Le syndicat des copropriétaires de la [Adresse 6] et la société NEXITY LAMY seront condamnés in solidum à lui payer cette somme en réparation de sa perte de chance de percevoir des revenus locatifs du mois de mai 2023 au mois de septembre 2023.
Le syndicat des copropriétaires de la [Adresse 6] et la société NEXITY LAMY succombant, ils seront condamnés in solidum aux dépens, en ce compris ceux de la procédure de référé et le coût de l’expertise judiciaire.
Ils paieront à Madame [H] une somme que l’équité commande de fixer à 2 500 euros au titre de l’article 700 du code de procédure civile et seront déboutés de leurs demandes respectives de ce chef.

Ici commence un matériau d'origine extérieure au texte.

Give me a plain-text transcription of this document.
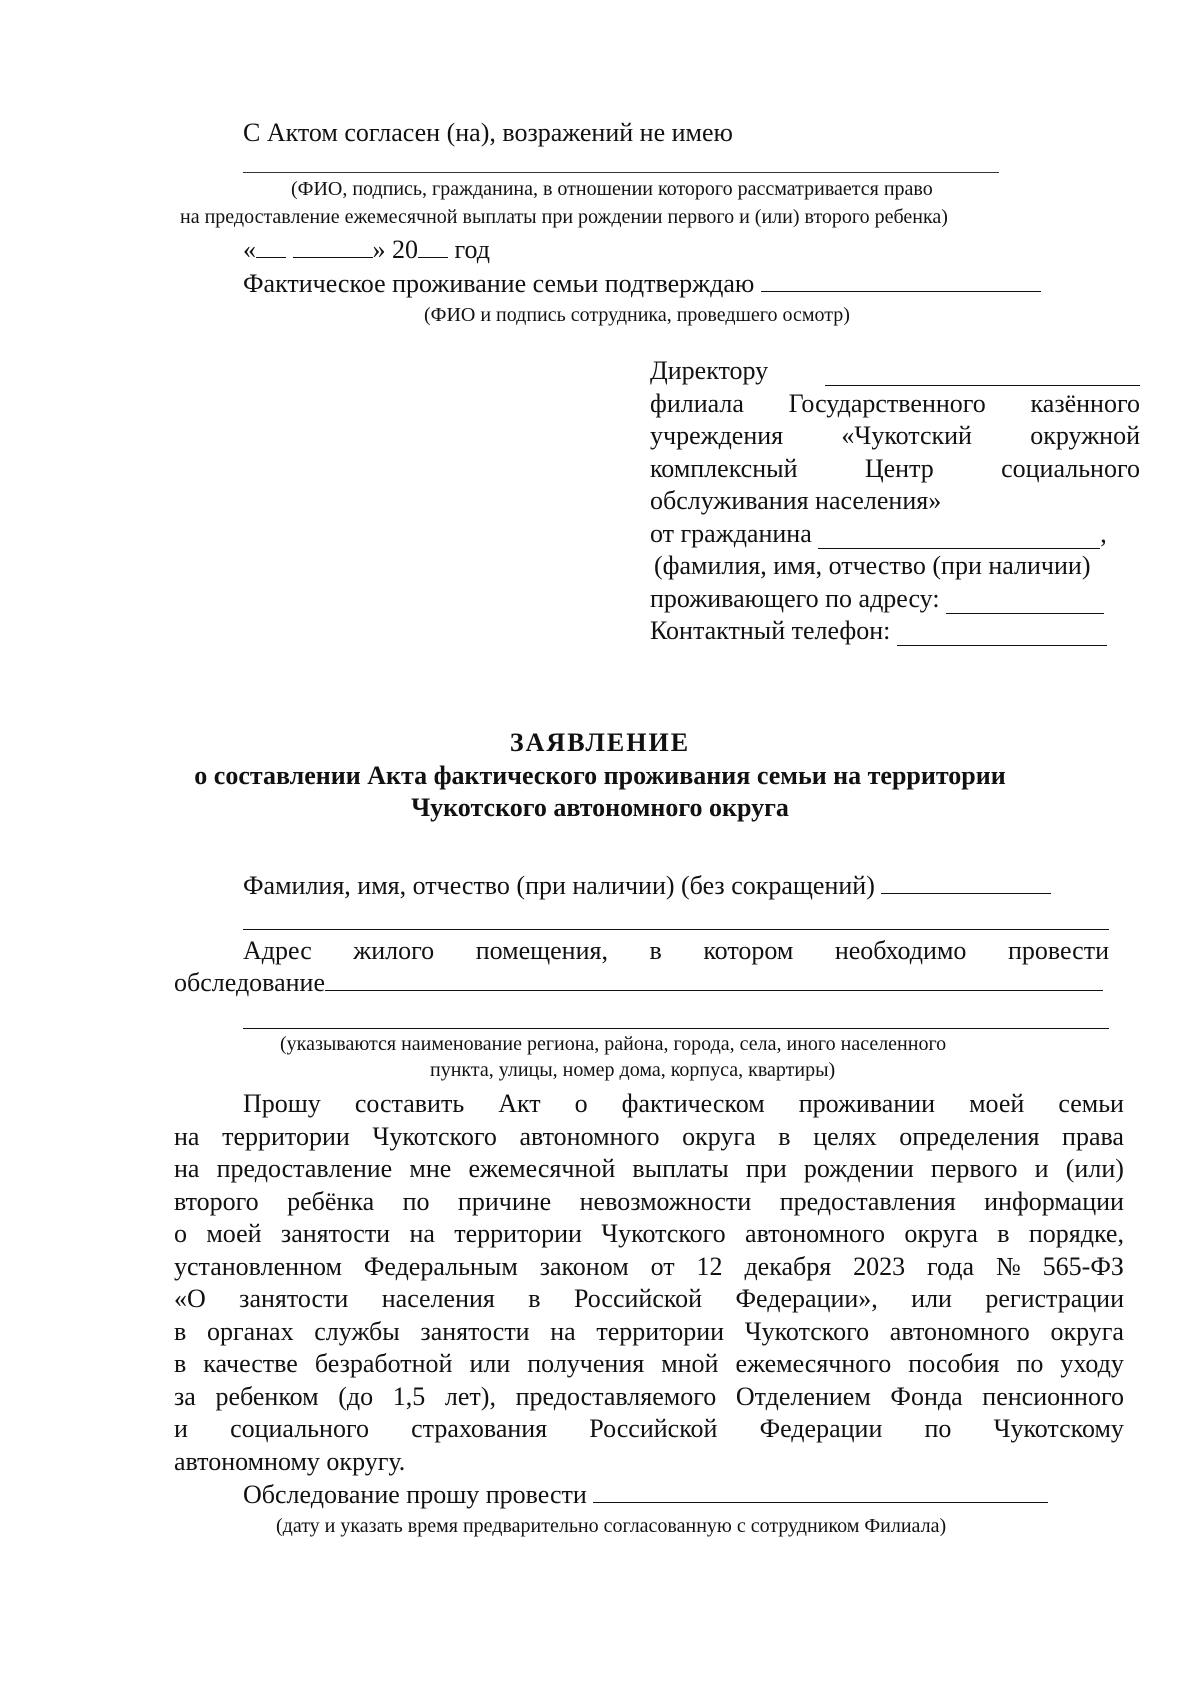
С Актом согласен (на), возражений не имею
(ФИО, подпись, гражданина, в отношении которого рассматривается право
на предоставление ежемесячной выплаты при рождении первого и (или) второго ребенка)
«	» 20 год
Фактическое проживание семьи подтверждаю
(ФИО и подпись сотрудника, проведшего осмотр)
Директору
филиала Государственного казённого
учреждения «Чукотский окружной
комплексный	Центр	социального
обслуживания населения»
от гражданина
	,
(фамилия, имя, отчество (при наличии)
проживающего по адресу:

Контактный телефон:

ЗАЯВЛЕНИЕ
о составлении Акта фактического проживания семьи на территории
Чукотского автономного округа
Фамилия, имя, отчество (при наличии) (без сокращений)
Адрес жилого помещения, в котором необходимо провести
обследование
(указываются наименование региона, района, города, села, иного населенного
пункта, улицы, номер дома, корпуса, квартиры)
Прошу составить Акт о фактическом проживании моей семьи
на территории Чукотского автономного округа в целях определения права
на предоставление мне ежемесячной выплаты при рождении первого и (или)
второго ребёнка по причине невозможности предоставления информации
о моей занятости на территории Чукотского автономного округа в порядке,
установленном Федеральным законом от 12 декабря 2023 года № 565-ФЗ
«О занятости населения в Российской Федерации», или регистрации
в органах службы занятости на территории Чукотского автономного округа
в качестве безработной или получения мной ежемесячного пособия по уходу
за ребенком (до 1,5 лет), предоставляемого Отделением Фонда пенсионного
и социального страхования Российской Федерации по Чукотскому
автономному округу.
Обследование прошу провести
(дату и указать время предварительно согласованную с сотрудником Филиала)
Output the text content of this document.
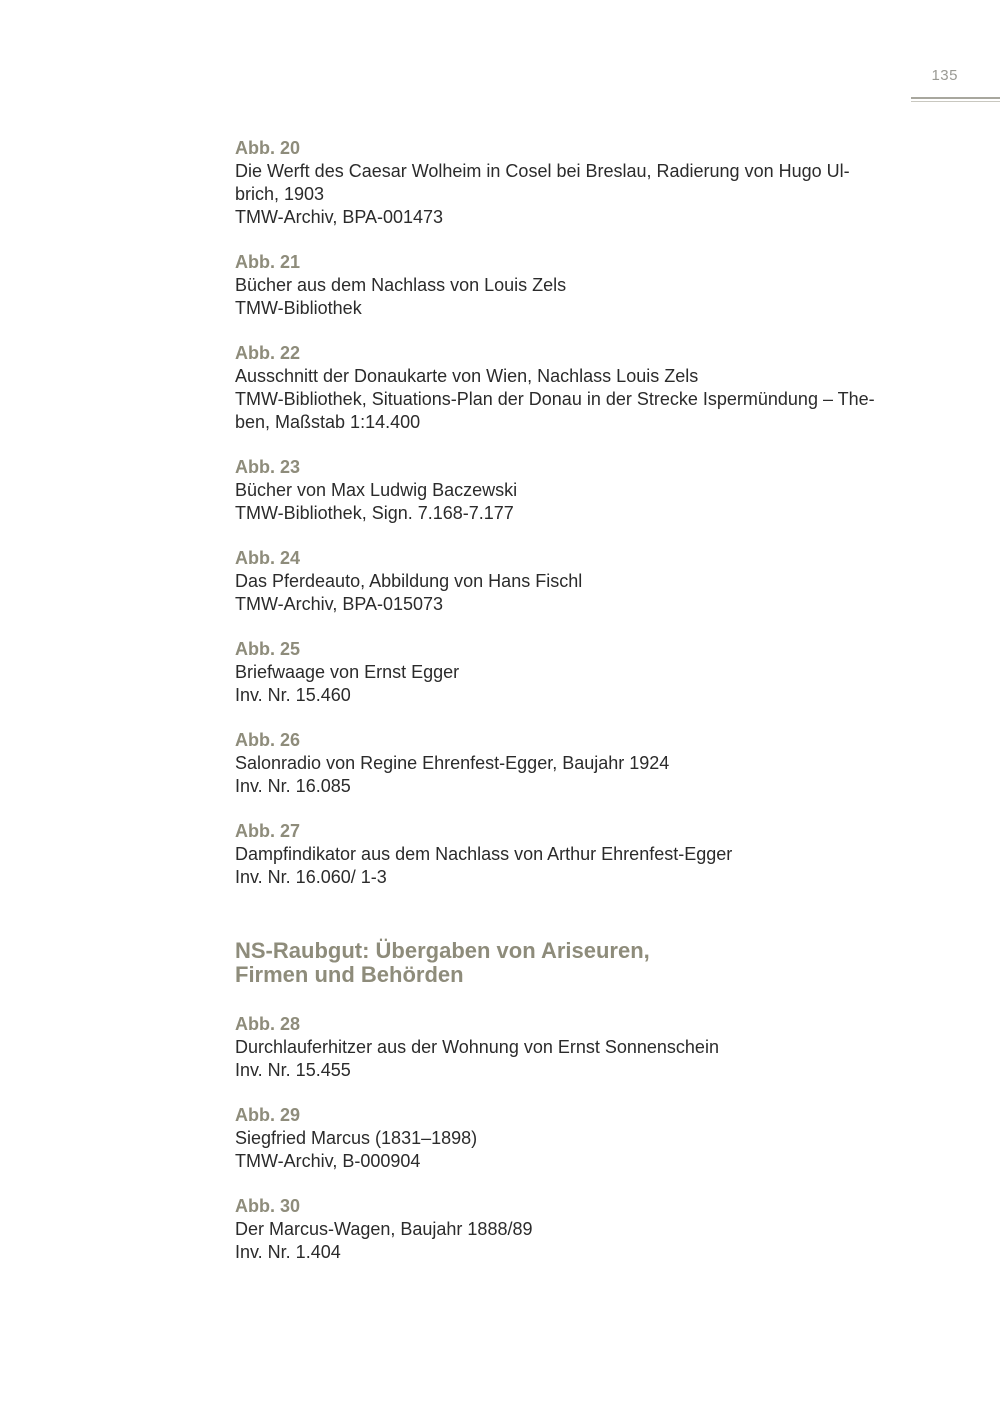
135
Abb. 20
Die Werft des Caesar Wolheim in Cosel bei Breslau, Radierung von Hugo Ul-
brich, 1903
TMW-Archiv, BPA-001473
Abb. 21
Bücher aus dem Nachlass von Louis Zels
TMW-Bibliothek
Abb. 22
Ausschnitt der Donaukarte von Wien, Nachlass Louis Zels
TMW-Bibliothek, Situations-Plan der Donau in der Strecke Ispermündung – The-
ben, Maßstab 1:14.400
Abb. 23
Bücher von Max Ludwig Baczewski
TMW-Bibliothek, Sign. 7.168-7.177
Abb. 24
Das Pferdeauto, Abbildung von Hans Fischl
TMW-Archiv, BPA-015073
Abb. 25
Briefwaage von Ernst Egger
Inv. Nr. 15.460
Abb. 26
Salonradio von Regine Ehrenfest-Egger, Baujahr 1924
Inv. Nr. 16.085
Abb. 27
Dampfindikator aus dem Nachlass von Arthur Ehrenfest-Egger
Inv. Nr. 16.060/ 1-3
NS-Raubgut: Übergaben von Ariseuren,
Firmen und Behörden
Abb. 28
Durchlauferhitzer aus der Wohnung von Ernst Sonnenschein
Inv. Nr. 15.455
Abb. 29
Siegfried Marcus (1831–1898)
TMW-Archiv, B-000904
Abb. 30
Der Marcus-Wagen, Baujahr 1888/89
Inv. Nr. 1.404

L’exécution provisoire est de droit et aucun motif ne justifie de l’écarter par application de l’article 514-1 du code de procédure civile.
PAR CES MOTIFS
Le tribunal,
CONDAMNE in solidum le syndicat des copropriétaires de la [Adresse 6] et la SAS NEXITY LAMY à payer à Madame [P] [H] la somme de 28 552 euros au titre du coût des travaux de remise en état de son appartement ;
CONDAMNE in solidum le syndicat des copropriétaires de la [Adresse 6] et la SAS NEXITY LAMY à payer à Madame [P] [H] la somme de 2 056,40 euros en réparation de sa perte de chance de percevoir des revenus locatifs ;
CONDAMNE in solidum le syndicat des copropriétaires de la [Adresse 6] et la SAS NEXITY LAMY à payer à Madame [P] [H] la somme de 2 500 euros au titre de l’article 700 du code de procédure civile ;
DÉBOUTE les parties pour le surplus ;
CONDAMNE in solidum le syndicat des copropriétaires de la [Adresse 6] et la SAS NEXITY LAMY aux dépens, en ce compris les dépens de la procédure de référé et le coût de l’expertise judiciaire ;
RAPPELLE que l’exécution provisoire est de droit et DIT n’y avoir lieu de l’écarter.
La présente décision est signée par Madame VERGNE, Vice-Président, le Président, et par Madame DENIS, adjoint administratif assermenté faisant fonction de Greffier.